Inge Jones wrote:Helmic wrote:I think a more elegant solution to the speed problem is to just have prisoners/workers jog if they're far away from their destination or running late, then slow down when they get close to it.
There are two things wrong with this. Firstly it doesn't address the unrealistic time it takes to walk 1 meter *compared to clock time*. Secondly the type of processing needed to calculate whether a prisoner needs to jog is not only expensive to the system, but dreadfully hard to actually compute. Can you imagine writing an algorithm that takes into account where the prisoner is going, and what he's going to do, and how long that activity will need to complete, then subtract that from a cutoff time derived from *all* the factors that might limit available time in the location doing the activity? Only humans can efficiently apply this sort of multi-factorial logic, because we all have our own CPUs.

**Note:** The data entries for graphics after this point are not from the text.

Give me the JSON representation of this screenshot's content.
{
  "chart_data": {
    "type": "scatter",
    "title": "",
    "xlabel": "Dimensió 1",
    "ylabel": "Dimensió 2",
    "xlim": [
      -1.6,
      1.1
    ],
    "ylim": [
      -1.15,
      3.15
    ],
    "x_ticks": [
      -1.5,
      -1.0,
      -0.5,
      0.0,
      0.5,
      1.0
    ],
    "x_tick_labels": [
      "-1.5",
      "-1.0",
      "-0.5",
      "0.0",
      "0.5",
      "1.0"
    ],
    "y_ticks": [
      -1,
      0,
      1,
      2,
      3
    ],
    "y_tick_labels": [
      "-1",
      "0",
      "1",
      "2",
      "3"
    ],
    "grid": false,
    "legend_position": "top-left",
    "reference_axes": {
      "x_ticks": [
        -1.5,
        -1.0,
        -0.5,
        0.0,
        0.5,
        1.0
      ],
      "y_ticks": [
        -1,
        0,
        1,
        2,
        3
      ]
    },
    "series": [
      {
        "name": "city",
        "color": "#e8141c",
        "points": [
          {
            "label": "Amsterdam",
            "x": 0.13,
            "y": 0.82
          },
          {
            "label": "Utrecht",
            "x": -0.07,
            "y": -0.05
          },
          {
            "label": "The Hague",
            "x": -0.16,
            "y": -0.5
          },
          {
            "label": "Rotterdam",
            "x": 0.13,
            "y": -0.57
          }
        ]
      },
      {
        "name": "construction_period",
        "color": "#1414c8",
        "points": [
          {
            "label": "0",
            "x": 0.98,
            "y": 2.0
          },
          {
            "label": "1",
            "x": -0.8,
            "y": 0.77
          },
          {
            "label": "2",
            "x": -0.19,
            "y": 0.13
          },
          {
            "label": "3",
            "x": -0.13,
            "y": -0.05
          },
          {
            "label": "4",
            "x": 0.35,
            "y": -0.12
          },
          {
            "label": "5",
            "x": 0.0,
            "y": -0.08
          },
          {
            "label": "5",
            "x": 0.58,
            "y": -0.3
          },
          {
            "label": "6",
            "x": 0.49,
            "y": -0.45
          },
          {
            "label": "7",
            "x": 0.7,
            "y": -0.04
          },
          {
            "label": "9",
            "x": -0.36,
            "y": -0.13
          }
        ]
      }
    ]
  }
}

Neither of those things you said make sense.
Of course it addresses the unrealistic amount of time it takes to walk 1 meter, that's the whole point of jogging, to move faster. The game isn't going to have "realistic" movement rates because that would result in way too fast animations. However, we CAN "cheat" the system by having people who need to move a long distance move faster without penalizing people who design their prisons to minimize walk times.
If a prisoner is 20 units from his destination, he'll walk at a rate of, say, 10 units per second. He gets there in two seconds. If another prisoner is 100 units from his destination, he'll jog at maybe 40 units per second until he's 20 units from his destination, at which point he'll slow back down to 10 units per second, taking four seconds. Had he not ran, he would have taken a grand total of ten seconds. Prisoners closer to their destination will always get there before prisoners further away, but far away prisoners then don't take so long that they don't have any time left over to fulfill needs once they get there.
As for performance impact, what are you talking about? Distance is already calculated as a normal part of pathfinding, doing a quick comparison to see if the prisoner should run would be trivial. You just determine whether they run or walk with a simple comparison test, if it's greater than 20 units (or whatever arbitrary distance we want to use) they run at the set running speed, else they walk. When they're within X units of their destination, walk. It's cheap to the point of being utterly negligible even with thousands of AI pathing everywhere. And the AI already knows how to sprint, they just don't sprint enough when they should be in a hurry.